Why is it our ambition is so directly influenced by those with whom we associate?
- As a kid growing up, sports of all sorts captured the attention of me and all those around me. Hours were consumed practicing, dreaming about someday being a “big league” player.
- In high school I found my way into the debate club and my close associates became the school intellectuals who concerned themselves with the weighty matters of the day. My ambitions shifted from athletics to academics as I struggled to keep up with my new crowd.
- Later, when I worked for long stretches of time in Washington DC, I found myself within the “Beltway” crowd and my ambitions drew their sustenance from these associations.
- All the while, I found the subset of people within each of these constituencies who liked to drink, men and women who shared their ambitions over pints of beer and shots of whiskey.
In the throes of my ambition, it was easy to fall under the illusion that I was special, different, and uniquely gifted. The truth is that I’m not and never have been the lone wolf I understood myself to be. My feathers look an awful lot like the feathers of the other members of in my flock.
- I felt alone
- Without friends
- Isolated in my thoughts
I found the characters I’d meet an odd collection of broken and wounded men and women.

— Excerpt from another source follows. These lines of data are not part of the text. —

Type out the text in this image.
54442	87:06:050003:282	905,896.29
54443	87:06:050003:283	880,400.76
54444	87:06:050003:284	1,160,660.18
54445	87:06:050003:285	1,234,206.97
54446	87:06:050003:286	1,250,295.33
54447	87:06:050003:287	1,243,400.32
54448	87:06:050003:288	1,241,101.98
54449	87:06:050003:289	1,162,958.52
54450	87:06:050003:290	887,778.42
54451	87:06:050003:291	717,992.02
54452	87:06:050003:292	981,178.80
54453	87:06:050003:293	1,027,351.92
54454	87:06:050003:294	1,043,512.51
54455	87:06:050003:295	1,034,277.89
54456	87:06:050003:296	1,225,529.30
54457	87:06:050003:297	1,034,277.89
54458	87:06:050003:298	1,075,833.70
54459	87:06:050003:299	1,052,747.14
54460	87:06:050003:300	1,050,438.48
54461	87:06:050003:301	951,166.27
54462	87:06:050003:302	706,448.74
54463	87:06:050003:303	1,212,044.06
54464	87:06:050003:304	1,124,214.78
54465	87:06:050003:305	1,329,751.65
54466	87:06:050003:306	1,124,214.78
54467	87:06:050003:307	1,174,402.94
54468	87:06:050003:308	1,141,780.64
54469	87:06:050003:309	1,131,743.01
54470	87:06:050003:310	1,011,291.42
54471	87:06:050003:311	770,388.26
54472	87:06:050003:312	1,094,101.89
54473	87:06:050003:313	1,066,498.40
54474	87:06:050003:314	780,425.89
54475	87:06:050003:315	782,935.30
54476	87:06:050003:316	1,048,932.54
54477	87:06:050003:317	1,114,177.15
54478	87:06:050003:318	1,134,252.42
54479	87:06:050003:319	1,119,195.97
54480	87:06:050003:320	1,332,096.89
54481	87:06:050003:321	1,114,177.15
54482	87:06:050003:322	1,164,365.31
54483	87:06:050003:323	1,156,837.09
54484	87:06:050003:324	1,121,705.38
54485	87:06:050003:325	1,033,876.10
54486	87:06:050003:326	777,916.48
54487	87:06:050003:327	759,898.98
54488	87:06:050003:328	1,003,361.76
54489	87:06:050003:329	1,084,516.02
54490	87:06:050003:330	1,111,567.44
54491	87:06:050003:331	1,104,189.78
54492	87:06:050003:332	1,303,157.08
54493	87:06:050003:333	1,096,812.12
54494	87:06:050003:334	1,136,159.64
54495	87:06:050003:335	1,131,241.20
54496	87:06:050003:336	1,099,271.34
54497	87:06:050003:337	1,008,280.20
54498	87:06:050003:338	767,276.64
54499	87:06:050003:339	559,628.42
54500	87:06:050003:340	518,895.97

It was at this point that Gary (my sponsor) intervened hard.
He suggested that I consider listening more and speaking less, even volunteering to make coffee for my home group. He went on to suggest I pick three new people each week and ask them to share their story with me, not my story with them.
Surprise, surprise. At the end of my stint as coffee maker my relationship to my home group had changed. I discovered I was not as special as I once thought. I discovered people who
- Shared similar wounds as mine
- Were bedeviled by the same ambitions as mine
- Were broken in similar ways as I was
- Were striving for the same outcome that I wanted
But the most important thing I learned as coffee maker was the art of listening. Before my coffee maker job I thought listening was simply the dead time between two speeches of mine. Coffee making taught me that:
It was like graduate work in becoming a team player. The wounded people with whom I came to identify all had something to teach me, and If I listened closely I, too, might find a life of happiness, joy and freedom. It would all begin with listening and learning to operate with a different set of standards and ambitions.
Over time, success would come to be defined on decidedly different terms and with an entirely different focus for my ambitions.
- If I was going ever to make it, it would only happen in the company of others.
- If I was not concerned for the well being of others, I’d have no chance of guarding my own well-being.
I needed to merge my ambitions with a flock flying in an entirely different direction and to do that I needed to master the art of listening.
It’s positively amazing what one can learn from MAKING COFFEE.